Die Busse von rund 450 Millionen einzutreiben, wird zu einem schwierigen Unterfangen. Weil die Eigentumsverhältnisse des Trump’schen Immobilien-Imperiums ungeklärt sind, kann James nicht einfach die Gerichtsvollzieher losschicken und die Schlösser auswechseln lassen. Doch die Generalstaatsanwältin ist entschlossen, Trump zur Rechenschaft zu ziehen: «Sollte er das Geld nicht auftreiben können, werden wir die Richter um Erlaubnis fragen, seine Vermögenswerte beschlagnahmen zu können», hat James gegenüber dem TV-Sender ABC erklärt.
Die Generalstaatsanwältin hat dabei mehrere Optionen: Sie kann die liquiden Vermögenswerte (Cash, Wertpapiere) einziehen, ebenso Kunstgegenstände. Oder sie kann dafür sorgen, dass die Mieteinnahmen nicht mehr in die Kassen der Trump Organization fliessen, sondern auf ein Sperrkonto. Aus politischen Gründen wird James jedoch vorsichtig vorgehen. Sie will möglichst verhindern, dass sich Trump einmal mehr als Opfer einer demokratischen Hexenjagd in Szene setzen kann.
Die Optionen des Ex-Präsidenten sind überschaubar. Mit seiner 500-Millionen-Dollar-Cash-Prahlerei hat er es möglicherweise vermasselt, dass das Berufungsgericht die Summe der Kaution auf ein erträgliches Mass herabsetzt. Ein Privatbankrott würde ihm zwar Spielraum verschaffen, doch sein Image als erfolgreicher Geschäftsmann lädieren.
Und was ist mit den drei Milliarden Dollar, die ihm seit dem vergangenen Freitag angeblich wegen des Börsengangs seiner Plattform ins Haus geflattert sind? Es dürfte sich dabei um Monopoly-Geld handeln. Truth Social ist ein Unternehmen, das im vergangenen Jahr bei einem Umsatz von rund drei Millionen Dollar einen Verlust von rund 50 Millionen Dollar erzielt hat. Das erinnert fatal an die Dotcom-Ära der Neunzigerjahre, in der Aktienkurse von Fantasieunternehmen in absurde Höhen gejubelt wurden.
Beim aktuellen Aktienkurs ist Trumps Anteil am Unternehmen theoretisch mehr als drei Milliarden Dollar wert. Um diesen Anteil zu versilbern, muss der Ex-Präsident jedoch zunächst die Erlaubnis des Verwaltungsrats einholen, denn es besteht eine Haltefrist von sechs Monaten. Selbst wenn er diese Erlaubnis erhält, dürfte es schwierig sein, die Aktien zu verhökern. Bei einem Verkauf in diesem Umfang würden sie sich selbst entwerten.

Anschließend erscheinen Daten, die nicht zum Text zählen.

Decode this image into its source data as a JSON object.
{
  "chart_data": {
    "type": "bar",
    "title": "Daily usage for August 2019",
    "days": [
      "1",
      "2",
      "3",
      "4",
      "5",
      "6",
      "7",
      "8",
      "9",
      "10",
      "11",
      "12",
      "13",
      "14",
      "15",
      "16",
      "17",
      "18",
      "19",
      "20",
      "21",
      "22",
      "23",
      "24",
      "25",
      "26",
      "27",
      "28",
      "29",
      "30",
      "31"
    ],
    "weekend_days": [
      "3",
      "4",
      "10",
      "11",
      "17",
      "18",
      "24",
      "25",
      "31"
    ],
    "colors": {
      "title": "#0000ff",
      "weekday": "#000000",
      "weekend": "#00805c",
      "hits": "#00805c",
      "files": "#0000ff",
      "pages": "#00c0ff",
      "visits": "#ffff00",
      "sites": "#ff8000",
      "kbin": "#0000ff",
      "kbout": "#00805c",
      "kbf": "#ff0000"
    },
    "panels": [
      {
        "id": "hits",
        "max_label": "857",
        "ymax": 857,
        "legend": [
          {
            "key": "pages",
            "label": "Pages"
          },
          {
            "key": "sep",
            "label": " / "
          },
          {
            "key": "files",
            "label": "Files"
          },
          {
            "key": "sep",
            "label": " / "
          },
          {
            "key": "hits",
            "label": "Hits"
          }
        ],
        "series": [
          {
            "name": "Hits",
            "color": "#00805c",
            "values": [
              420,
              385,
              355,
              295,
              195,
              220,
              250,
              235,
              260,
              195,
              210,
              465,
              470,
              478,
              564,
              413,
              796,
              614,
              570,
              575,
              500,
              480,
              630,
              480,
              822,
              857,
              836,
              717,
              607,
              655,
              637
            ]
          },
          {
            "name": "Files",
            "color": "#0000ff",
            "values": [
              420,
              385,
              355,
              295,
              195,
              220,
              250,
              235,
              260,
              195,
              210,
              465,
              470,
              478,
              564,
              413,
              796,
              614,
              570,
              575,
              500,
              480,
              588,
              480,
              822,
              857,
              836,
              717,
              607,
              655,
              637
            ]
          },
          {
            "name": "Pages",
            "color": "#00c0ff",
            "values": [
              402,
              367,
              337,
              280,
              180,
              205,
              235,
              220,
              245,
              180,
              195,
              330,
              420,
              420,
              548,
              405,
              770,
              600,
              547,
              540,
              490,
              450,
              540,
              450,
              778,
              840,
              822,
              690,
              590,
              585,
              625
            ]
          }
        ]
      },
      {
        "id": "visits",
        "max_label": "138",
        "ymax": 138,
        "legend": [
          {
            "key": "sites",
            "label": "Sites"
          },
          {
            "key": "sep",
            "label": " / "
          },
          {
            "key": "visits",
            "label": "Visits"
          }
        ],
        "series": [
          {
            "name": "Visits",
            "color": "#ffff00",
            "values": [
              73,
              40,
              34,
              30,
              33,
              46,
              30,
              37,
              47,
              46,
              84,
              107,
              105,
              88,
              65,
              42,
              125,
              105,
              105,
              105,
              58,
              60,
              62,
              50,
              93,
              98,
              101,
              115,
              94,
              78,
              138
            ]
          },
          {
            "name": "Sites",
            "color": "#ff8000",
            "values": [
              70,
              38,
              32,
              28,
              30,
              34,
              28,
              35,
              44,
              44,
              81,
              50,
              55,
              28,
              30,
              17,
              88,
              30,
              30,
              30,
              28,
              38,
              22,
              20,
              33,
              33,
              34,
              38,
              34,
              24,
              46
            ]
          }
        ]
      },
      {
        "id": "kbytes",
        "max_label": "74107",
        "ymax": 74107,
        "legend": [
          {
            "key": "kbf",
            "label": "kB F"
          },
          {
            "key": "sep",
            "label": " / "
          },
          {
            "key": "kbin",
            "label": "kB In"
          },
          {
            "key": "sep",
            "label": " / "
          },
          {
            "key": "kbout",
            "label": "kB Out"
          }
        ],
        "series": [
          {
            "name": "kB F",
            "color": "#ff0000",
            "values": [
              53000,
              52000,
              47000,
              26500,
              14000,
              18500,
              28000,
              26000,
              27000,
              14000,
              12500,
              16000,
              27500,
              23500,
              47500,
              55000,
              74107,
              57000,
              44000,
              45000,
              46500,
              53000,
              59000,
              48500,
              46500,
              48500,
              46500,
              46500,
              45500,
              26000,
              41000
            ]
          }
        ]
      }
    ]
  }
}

Bisher hat es Trump stets geschafft, sich aus scheinbar aussichtslosen Situationen zu retten. Gut möglich, dass es ihm auch diesmal gelingen wird. Doch er benötigt ein mittleres Wunder. Mark Zauderer, ein erfahrener Wirtschaftsanwalt, bezeichnet das Vorgehen gegen Trump in der «New York Times» als «langsame Folter». «Er kann nichts gewinnen», so Zauderer. «Es ist bloss eine Frage, wie viel er verlieren wird – und wie lange es dauern wird.»